SEF’s new report suggests that Georgia try a very different strategy: “Instead of taking schools away from communities, we suggest that Georgia embrace proven strategies that can (and should) be implemented without lifting schools away from local control. We introduce eight specific, research-proven ingredients that show the potential for increased student learning, better school climates and stronger public commitment: “access to high quality early childhood and pre-K education; collaborative and stable school leadership; quality teaching; restorative (justice) practices and a student-centered learning environment; a strong curriculum that is rigorous, rich and culturally relevant; wraparound supports for students and their families; deep parent-community-school ties; and investment, not divestment.” The report cites academic research affirming each of these strategies for school improvement.

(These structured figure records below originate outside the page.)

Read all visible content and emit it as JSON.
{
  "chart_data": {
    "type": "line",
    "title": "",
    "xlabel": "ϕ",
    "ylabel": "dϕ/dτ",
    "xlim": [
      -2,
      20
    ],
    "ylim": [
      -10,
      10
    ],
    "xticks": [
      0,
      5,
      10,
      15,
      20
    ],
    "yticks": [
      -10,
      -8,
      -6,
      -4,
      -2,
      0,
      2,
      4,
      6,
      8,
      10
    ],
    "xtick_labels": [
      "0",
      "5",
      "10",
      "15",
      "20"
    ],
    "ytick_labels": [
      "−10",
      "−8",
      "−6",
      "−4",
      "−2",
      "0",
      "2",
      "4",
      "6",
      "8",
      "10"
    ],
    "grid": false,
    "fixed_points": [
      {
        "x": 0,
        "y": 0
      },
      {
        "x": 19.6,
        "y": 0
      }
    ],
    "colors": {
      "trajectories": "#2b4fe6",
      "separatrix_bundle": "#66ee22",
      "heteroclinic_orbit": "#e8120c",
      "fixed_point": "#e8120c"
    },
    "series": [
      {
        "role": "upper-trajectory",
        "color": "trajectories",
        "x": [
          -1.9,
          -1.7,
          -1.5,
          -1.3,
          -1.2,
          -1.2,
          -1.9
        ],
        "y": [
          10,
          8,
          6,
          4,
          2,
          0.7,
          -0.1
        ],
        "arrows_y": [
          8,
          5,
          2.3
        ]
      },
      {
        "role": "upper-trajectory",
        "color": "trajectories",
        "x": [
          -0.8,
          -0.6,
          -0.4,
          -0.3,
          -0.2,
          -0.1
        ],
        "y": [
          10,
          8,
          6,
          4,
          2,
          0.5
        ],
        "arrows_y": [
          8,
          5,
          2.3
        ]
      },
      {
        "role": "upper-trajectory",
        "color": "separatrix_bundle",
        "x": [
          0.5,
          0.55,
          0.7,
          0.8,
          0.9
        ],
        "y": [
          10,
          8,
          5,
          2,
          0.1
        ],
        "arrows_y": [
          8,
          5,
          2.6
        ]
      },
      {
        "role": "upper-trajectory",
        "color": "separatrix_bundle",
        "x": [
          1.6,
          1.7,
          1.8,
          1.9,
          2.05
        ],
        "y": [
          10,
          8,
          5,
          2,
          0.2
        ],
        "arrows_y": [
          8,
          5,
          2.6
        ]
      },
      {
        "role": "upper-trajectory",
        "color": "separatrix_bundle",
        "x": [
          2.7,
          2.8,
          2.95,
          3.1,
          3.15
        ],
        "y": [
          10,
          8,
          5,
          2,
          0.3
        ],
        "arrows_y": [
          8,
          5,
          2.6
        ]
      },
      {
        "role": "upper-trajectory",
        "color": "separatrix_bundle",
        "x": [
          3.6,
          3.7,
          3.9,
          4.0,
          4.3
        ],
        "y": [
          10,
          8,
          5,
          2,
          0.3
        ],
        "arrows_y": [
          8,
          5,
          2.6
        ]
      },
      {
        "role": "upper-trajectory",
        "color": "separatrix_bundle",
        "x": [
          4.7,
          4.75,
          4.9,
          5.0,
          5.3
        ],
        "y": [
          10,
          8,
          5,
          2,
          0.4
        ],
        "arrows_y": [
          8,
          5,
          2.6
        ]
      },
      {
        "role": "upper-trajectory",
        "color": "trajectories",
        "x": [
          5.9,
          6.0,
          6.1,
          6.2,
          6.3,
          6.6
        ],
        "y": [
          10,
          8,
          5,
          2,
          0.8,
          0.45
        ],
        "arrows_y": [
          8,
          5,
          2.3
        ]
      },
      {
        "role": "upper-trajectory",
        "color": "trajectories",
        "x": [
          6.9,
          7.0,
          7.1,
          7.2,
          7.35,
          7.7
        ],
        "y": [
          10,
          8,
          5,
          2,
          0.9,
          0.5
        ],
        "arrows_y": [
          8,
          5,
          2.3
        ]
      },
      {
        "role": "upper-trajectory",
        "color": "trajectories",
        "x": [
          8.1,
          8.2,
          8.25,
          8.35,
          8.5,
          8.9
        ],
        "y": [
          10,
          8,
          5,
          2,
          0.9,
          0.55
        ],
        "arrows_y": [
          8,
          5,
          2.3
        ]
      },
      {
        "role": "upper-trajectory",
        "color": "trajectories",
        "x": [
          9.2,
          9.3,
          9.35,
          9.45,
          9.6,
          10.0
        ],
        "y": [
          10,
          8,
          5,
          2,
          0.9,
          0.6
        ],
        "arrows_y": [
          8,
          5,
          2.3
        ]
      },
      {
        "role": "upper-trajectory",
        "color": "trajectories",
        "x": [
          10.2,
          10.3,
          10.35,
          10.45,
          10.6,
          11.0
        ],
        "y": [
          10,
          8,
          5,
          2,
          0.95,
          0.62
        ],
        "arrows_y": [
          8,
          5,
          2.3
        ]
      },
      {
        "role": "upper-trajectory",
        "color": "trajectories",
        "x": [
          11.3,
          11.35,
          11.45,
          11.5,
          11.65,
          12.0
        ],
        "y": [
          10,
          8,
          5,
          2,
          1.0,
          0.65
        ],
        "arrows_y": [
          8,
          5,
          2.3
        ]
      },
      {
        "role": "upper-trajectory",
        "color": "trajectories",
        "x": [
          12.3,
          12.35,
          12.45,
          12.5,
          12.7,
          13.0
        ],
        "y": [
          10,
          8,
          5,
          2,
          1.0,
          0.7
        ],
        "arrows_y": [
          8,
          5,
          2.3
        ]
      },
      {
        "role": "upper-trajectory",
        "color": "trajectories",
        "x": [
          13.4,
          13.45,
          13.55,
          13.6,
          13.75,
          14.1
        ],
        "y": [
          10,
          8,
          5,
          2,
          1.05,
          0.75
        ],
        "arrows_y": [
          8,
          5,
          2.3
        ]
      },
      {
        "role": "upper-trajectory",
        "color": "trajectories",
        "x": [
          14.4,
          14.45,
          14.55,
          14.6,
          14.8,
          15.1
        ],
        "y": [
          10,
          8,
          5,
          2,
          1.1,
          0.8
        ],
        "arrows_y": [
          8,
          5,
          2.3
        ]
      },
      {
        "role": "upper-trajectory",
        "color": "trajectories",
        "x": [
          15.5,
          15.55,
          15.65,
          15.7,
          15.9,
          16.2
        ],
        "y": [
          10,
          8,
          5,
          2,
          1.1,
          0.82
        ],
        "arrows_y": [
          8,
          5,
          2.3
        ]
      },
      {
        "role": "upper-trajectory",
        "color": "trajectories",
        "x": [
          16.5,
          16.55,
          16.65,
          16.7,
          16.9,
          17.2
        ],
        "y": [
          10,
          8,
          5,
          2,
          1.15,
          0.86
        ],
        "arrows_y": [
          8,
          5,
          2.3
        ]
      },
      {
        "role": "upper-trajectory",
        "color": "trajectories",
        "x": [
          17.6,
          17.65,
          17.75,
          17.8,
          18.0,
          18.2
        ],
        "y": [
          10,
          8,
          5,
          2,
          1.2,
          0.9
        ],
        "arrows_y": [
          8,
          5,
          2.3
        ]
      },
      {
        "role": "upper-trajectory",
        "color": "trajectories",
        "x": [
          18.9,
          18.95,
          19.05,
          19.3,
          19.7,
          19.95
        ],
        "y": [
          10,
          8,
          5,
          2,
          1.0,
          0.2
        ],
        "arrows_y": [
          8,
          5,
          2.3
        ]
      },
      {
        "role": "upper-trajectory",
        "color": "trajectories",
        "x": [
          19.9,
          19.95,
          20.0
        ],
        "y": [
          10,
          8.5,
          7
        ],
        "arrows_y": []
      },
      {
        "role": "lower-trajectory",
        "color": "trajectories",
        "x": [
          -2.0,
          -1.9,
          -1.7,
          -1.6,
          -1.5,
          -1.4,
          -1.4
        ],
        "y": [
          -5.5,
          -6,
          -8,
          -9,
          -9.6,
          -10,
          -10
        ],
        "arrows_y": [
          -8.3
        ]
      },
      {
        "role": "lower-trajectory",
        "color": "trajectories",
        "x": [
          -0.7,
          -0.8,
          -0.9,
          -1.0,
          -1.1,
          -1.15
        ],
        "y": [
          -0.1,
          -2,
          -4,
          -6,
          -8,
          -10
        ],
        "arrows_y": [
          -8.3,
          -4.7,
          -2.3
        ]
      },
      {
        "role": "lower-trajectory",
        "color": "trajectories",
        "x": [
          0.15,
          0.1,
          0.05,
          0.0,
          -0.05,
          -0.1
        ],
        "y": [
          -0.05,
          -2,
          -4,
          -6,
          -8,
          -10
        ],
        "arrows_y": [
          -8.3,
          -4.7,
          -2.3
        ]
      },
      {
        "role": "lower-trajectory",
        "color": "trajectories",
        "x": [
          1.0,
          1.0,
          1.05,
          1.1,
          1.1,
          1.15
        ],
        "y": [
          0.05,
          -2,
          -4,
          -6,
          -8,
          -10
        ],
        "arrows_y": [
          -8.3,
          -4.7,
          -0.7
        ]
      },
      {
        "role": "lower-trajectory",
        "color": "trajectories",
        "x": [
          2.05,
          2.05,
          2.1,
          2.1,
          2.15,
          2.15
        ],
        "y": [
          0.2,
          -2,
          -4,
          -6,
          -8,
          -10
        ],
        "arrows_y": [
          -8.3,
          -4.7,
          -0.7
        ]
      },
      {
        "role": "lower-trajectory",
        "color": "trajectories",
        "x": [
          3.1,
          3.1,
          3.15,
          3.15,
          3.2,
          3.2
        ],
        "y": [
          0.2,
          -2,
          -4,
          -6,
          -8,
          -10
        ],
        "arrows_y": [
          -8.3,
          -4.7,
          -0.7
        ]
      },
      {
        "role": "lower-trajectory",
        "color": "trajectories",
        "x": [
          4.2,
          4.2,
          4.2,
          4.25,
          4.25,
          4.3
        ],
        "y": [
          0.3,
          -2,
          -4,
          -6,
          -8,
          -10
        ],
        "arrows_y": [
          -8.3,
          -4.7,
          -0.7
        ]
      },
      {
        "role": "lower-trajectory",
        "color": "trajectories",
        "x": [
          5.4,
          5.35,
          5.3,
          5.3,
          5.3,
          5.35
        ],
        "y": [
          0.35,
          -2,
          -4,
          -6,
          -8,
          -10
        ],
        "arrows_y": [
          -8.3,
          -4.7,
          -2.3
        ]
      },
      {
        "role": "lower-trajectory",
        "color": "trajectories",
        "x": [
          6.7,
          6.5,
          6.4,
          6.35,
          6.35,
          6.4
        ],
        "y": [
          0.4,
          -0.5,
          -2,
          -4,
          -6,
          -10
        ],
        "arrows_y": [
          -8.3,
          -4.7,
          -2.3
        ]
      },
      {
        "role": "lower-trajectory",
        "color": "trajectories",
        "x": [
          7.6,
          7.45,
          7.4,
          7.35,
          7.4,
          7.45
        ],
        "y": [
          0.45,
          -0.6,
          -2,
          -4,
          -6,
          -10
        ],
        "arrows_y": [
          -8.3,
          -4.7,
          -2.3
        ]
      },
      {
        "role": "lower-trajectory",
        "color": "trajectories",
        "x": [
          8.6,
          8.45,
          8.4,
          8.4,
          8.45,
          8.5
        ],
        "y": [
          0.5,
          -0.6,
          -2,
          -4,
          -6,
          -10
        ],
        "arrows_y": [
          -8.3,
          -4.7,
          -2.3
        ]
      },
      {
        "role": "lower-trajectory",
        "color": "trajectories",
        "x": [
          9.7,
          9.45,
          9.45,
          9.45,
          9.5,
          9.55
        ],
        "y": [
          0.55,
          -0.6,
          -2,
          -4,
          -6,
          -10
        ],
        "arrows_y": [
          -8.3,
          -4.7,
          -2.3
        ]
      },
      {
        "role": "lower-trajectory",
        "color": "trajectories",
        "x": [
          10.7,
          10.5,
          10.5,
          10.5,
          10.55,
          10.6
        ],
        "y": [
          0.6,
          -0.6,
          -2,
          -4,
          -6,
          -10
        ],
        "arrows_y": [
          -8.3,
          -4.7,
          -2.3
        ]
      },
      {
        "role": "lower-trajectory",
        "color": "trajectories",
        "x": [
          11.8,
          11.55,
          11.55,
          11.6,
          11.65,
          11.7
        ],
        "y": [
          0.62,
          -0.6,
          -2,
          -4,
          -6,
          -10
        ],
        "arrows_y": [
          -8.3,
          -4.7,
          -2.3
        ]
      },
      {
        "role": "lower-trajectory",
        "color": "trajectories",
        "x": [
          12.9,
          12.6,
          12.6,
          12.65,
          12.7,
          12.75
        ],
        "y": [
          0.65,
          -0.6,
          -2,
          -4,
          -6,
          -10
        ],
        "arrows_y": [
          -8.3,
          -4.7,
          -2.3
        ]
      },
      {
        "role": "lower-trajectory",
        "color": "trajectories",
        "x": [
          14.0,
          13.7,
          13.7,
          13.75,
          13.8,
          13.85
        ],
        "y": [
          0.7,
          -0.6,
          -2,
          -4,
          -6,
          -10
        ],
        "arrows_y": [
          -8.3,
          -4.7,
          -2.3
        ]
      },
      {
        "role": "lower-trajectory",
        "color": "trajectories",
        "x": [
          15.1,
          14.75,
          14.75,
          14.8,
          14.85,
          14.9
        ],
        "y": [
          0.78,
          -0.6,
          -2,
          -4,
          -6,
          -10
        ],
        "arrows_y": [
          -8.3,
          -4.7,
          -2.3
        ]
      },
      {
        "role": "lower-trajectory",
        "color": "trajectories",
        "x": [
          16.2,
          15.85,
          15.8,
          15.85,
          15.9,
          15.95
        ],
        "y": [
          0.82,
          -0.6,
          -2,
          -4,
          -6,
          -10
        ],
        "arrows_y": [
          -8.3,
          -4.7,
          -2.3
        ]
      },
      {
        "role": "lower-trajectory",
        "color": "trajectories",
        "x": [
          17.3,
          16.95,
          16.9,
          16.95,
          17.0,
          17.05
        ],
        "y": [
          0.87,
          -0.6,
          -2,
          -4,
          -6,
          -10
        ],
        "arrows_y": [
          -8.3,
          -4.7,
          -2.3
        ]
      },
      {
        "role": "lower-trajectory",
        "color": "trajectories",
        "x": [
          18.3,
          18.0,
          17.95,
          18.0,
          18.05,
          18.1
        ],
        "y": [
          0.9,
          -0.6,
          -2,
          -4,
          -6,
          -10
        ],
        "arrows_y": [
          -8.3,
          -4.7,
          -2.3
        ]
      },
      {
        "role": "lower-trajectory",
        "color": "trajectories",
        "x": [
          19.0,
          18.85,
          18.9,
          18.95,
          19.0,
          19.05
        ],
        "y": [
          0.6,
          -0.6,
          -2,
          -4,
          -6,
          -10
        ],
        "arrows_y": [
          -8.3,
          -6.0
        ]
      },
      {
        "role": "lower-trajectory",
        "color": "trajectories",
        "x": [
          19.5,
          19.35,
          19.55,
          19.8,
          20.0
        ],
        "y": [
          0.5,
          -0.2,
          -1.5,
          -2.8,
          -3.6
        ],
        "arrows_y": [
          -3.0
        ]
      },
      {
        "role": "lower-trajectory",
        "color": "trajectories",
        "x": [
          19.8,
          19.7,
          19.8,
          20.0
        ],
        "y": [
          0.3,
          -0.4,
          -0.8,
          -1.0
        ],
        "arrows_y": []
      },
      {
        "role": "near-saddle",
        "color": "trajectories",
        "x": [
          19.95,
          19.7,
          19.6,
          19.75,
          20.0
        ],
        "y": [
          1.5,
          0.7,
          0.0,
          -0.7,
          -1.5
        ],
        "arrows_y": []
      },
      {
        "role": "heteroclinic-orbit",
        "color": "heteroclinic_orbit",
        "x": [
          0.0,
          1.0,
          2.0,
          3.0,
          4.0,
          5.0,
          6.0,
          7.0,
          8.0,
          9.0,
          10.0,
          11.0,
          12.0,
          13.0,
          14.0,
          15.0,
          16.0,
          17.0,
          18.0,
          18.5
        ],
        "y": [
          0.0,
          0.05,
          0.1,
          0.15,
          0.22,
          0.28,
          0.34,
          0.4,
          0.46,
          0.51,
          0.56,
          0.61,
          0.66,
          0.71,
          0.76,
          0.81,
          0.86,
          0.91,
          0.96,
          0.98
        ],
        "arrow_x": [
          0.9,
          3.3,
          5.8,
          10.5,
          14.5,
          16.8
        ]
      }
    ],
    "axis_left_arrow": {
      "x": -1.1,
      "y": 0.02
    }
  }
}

SEF raises the same serious funding question in Georgia as a recent independent report from the Center on Budget and Policy Priorities (CBPP) showing that Georgia’s overall state school funding is 16.5 percent below what the state was spending before the Great Recession in 2008 (measured in inflation-adjusted dollars). CBPP ranks Georgia at the very bottom of all the states in the percentage drop in combined state and local funding for schools: a drop of 16.6 percent.
The Southern Education Foundation warns: “(E)ffective school reform isn’t done to communities, parents, students, and administrators. It’s done with them. Top-down mandates, school takeovers, external corporate operators—these strategies have not proven successful in building high quality public education…. It is the teachers, the school leaders, the students and parents who must carry out and push forward any improvement strategies. It is these same, local individuals who will be asked to support their public schools with their tax dollars. If they are not personally invested in change, change will fail.”